Benar, membaca status FB-nya, saya jadi merasa tertohok. Sebab saya, mungkin adalah salah satu orang yang pernah melakukan bullying itu. Kepada teman saya yang juga kakinya terkena dampak penyakit polio. Meski cuma ikut-ikutan, dan mungkin cuma 1-2 kali saja sebab setelahnya saya dimarahi mama, saya tetap merasa bersalah. Untungnya, persahabatan saya dengan teman tersebut berjalan baik hingga sekarang. Dan setiap ketemu, pasti saya selalu meminta maaf.

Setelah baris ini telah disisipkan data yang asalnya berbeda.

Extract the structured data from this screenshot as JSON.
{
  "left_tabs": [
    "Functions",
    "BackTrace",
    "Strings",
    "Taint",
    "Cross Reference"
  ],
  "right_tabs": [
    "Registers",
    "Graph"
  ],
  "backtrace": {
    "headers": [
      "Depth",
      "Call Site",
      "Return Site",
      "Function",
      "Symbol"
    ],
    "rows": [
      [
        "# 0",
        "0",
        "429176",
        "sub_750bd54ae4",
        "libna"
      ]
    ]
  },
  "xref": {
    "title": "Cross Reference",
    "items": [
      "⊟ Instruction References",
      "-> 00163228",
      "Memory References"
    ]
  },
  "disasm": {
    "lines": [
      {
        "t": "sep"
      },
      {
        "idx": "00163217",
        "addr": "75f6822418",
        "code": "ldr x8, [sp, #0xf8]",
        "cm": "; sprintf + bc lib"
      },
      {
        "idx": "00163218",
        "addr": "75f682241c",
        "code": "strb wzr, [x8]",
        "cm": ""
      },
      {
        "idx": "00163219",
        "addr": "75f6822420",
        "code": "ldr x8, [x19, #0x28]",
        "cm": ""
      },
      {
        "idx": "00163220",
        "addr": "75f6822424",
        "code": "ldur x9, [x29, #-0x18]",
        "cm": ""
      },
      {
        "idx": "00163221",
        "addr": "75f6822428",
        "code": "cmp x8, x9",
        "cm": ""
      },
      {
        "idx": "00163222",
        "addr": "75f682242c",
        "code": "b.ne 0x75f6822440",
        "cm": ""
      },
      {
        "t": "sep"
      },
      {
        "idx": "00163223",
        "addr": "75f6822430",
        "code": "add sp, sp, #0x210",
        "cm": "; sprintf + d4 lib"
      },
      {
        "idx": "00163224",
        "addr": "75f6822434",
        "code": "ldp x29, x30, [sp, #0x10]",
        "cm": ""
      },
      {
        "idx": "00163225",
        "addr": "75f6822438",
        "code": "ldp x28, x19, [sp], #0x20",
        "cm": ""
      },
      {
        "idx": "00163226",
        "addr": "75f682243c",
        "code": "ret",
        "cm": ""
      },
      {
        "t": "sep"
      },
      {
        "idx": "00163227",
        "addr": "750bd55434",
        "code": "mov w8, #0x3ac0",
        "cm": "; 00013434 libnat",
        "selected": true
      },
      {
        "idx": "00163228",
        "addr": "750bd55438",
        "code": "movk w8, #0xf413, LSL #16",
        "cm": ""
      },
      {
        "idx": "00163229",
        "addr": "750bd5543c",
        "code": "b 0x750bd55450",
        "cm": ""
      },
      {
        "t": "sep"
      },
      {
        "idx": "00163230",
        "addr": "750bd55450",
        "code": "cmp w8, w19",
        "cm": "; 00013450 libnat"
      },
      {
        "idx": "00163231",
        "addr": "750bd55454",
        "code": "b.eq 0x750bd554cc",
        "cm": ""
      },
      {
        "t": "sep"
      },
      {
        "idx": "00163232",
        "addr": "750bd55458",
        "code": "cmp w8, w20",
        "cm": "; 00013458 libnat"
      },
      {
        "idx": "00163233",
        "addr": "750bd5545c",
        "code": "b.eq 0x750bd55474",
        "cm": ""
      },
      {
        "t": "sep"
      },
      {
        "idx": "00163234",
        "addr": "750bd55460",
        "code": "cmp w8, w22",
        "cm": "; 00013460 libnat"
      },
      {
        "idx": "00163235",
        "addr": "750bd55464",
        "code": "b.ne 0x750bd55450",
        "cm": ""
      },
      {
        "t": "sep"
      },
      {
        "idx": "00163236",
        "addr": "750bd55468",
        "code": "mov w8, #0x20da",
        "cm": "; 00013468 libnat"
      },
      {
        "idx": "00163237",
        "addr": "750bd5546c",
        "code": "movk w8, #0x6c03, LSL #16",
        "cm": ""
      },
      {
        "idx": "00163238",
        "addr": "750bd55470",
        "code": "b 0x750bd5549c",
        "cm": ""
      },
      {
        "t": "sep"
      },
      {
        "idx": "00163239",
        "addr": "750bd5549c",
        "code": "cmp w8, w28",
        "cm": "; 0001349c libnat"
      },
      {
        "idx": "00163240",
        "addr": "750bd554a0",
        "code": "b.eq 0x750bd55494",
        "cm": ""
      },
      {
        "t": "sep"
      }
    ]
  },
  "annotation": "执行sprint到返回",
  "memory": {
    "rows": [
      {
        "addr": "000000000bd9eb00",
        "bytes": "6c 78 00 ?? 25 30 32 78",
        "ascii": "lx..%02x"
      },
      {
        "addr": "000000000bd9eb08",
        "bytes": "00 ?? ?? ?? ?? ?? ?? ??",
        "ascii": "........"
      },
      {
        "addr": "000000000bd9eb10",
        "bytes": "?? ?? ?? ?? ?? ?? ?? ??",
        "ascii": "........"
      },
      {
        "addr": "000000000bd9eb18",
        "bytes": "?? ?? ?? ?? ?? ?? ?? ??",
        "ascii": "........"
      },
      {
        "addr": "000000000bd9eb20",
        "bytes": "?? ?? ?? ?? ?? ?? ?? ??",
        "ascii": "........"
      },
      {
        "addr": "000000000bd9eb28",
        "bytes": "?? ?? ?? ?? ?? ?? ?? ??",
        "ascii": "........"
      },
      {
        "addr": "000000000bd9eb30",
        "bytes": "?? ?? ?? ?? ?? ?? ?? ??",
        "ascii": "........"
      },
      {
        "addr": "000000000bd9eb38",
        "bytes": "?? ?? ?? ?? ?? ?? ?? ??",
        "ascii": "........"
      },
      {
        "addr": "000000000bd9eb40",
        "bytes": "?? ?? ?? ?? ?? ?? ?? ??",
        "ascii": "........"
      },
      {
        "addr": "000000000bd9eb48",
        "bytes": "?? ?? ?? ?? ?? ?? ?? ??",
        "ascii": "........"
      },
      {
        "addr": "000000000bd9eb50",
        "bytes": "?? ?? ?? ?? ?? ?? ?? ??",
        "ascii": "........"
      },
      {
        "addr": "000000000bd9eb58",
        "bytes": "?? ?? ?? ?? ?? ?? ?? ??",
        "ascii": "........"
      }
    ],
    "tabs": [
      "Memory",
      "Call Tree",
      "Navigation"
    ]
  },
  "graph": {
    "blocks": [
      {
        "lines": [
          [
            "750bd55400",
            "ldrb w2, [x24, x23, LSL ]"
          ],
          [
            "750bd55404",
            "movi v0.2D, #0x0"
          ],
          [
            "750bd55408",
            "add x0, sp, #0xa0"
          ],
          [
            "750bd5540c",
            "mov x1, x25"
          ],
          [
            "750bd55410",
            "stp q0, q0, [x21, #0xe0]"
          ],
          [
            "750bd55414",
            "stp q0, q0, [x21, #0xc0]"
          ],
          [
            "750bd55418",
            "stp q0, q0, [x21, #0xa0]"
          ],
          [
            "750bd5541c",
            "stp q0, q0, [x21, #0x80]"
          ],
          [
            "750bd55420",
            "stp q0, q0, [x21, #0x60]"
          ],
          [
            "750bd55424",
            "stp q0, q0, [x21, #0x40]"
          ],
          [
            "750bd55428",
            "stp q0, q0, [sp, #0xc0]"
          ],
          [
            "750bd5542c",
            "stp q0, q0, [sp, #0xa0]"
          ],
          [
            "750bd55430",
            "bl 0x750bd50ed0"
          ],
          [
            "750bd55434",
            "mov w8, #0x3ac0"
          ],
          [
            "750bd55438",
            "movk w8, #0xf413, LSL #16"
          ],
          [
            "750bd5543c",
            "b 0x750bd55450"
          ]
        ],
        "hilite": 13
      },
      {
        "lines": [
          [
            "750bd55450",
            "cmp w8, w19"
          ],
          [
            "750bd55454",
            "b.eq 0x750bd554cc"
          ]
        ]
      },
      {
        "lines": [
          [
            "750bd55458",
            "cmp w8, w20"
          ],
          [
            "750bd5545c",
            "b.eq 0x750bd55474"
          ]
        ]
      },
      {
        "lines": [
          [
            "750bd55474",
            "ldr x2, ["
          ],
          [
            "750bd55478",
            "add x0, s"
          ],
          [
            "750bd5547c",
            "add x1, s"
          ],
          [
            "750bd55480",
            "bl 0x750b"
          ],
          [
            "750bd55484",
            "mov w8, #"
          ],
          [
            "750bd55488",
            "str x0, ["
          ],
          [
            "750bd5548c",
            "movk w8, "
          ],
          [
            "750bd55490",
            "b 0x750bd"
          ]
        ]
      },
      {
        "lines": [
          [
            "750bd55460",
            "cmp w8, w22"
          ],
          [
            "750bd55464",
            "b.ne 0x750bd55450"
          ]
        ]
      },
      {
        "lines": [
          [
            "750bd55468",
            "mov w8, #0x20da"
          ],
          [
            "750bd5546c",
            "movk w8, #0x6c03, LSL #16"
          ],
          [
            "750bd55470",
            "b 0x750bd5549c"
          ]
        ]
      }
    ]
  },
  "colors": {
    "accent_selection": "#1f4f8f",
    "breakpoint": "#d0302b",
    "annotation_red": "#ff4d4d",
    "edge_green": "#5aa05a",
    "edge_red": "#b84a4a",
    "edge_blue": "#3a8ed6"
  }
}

Ada hal yang saya salut dari teman saya yang ketika SD dulu banyak disebut ‘si pincang’ itu. Saat di-bully, dia tak pernah membalasnya. Dia selalu tersenyum setiap kali di-bully. Meski saya tahu dia menerima itu, dalam hatinya, dia pasti sangat sedih. Tapi dia tak menunjukkan itu.
Yang paling hebat, dia pada akhirnya bisa membungkam semua pem-bully-nya. Yaitu dengan menunjukkan prestasinya. Nilai-nilai raportnya bagus, selalu masuk 3 besar di kelas. Dan setiap ada lomba cerdas cemat, berkat dia yang lantang berani, kelas kami sering menjadi juara. Satu demi satu, teman-teman yang mem-bully-nya pun menyerah.
Tak Semuanya Beruntung
Ini yang saya lihat di lingkungan kampung saya. Tak semua orang, terlebih anak berkebutuhan khusus, atau penyandang disabilitas, mendapatkan kesempatan yang sama di dalam mendapatkan pendidikan. Bullying yang terus menerus karena keadaan yang berbeda, keengganan banyak sekolah di dalam menerima murid penyandang disabilitas, hingga masih sedikitnya jumah tenaga pengajar untuk murid penyandang disabilitas, membuat ‘kaum’ ini lebih memilih untuk tidak sekolah.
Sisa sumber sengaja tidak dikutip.